Tales implicaciones dotaron a las grandes ciudades andaluzas de espléndidas fuentes públicas durante el Renacimiento y el Barroco, en las que la retórica urbana no menospreciaba la vieja función de abrevadero, propia de sociedades donde lo agropecuario tiene un peso enorme en la economía. El Seiscientos, a lo sumo, incorporó la tendencia a sacralizar los lugares de abasto mediante el concurso de monumentos pietistas tales como cruces, hornacinas, humilladeros, triunfos, etc. Este panorama cambiará, empero, bajo los empeños del Despotismo Ilustrado, atento a purificar las costumbres, homogeneizar las artes y velar por la certera y saludable utilización de los recursos. El renovado interés setecentista por conceptos como la salubridad, policía (control) y adorno del espacio público, a través de medidas jurídicas tales como las Reales Órdenes de 1749 dadas a los intendentes y corregidores sobre plantíos y ornato público, tuvo eco directo en las fuentes: se les dio una nueva dimensión, al añadir a lo funcional y lo representativo los valores de ornato y diversión públicos, con la proliferación en su entorno de alamedas y jardines: una obsesión entre los políticos y pensadores ilustrados, por ver en los plantíos posibilidades económicas y culturales, como lugares de esparcimiento laico en lugar del urbanismo ritual barroco.

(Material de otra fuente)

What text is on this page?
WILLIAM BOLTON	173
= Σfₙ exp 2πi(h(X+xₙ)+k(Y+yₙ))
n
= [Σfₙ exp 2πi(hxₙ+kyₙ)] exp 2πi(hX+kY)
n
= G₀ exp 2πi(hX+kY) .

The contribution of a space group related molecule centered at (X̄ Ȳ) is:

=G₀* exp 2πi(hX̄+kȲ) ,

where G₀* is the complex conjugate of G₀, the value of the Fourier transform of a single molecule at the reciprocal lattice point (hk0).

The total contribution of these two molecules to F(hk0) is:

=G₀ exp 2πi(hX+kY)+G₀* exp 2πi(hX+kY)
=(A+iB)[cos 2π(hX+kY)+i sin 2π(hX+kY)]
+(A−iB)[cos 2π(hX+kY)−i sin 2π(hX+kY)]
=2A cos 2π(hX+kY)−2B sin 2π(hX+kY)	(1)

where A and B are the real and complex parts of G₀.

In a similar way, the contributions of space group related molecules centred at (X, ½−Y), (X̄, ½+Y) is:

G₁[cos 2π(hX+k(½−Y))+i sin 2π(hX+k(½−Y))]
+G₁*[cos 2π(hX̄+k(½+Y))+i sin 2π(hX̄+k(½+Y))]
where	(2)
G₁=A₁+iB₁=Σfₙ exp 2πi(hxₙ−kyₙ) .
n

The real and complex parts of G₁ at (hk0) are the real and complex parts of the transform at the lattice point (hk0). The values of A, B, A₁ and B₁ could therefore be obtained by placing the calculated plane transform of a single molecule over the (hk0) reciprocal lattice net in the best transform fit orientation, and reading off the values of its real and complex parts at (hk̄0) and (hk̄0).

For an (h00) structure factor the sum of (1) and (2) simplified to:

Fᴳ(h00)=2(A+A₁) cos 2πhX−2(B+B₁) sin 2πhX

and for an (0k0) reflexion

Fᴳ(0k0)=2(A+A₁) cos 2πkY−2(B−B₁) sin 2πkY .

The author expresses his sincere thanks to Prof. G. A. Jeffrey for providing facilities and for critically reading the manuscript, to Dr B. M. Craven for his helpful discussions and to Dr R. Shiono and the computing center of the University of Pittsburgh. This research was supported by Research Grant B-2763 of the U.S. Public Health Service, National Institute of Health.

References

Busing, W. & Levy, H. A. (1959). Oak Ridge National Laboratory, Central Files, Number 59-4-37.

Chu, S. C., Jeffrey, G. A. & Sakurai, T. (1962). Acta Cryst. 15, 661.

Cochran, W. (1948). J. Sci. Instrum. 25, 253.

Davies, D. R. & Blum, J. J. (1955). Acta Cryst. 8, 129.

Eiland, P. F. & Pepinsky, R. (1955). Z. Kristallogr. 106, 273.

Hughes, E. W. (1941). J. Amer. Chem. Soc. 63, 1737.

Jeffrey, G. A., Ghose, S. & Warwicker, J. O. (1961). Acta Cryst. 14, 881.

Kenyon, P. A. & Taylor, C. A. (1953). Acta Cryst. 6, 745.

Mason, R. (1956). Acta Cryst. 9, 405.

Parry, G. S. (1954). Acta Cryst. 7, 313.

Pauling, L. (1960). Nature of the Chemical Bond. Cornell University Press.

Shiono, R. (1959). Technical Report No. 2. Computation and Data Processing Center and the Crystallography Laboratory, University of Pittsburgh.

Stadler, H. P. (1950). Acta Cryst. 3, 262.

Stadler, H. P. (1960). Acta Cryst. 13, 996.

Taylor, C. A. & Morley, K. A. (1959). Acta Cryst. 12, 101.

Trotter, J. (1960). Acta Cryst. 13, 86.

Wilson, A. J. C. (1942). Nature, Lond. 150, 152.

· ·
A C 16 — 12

El nuevo valor otorgado al ornato público derivará en la creación de ejemplares neoclásicos donde el pilar abrevadero se separa claramente de las piletas de abasto humano, e incluso se elimina en casos de centralidad urbana ligada a la existencia de grandes hitos monumentales. Este proceso, iniciado en la segunda mitad del Setecientos, se generaliza ya a partir del siglo XIX, cuando las fuentes se convierten en centro de plazas urbanas clausuradas a la circulación de ganados o caballerías, con amenos jardines, esculturas conmemorativas y emblemas de la nueva sociedad burguesa. Asimismo, será una época de renovación de viejas fuentes monumentales, lastradas por el tiempo y el uso, aunque muchas otras, por fortuna, han sobrevivido hasta el presente para formar parte de nuestro rico patrimonio.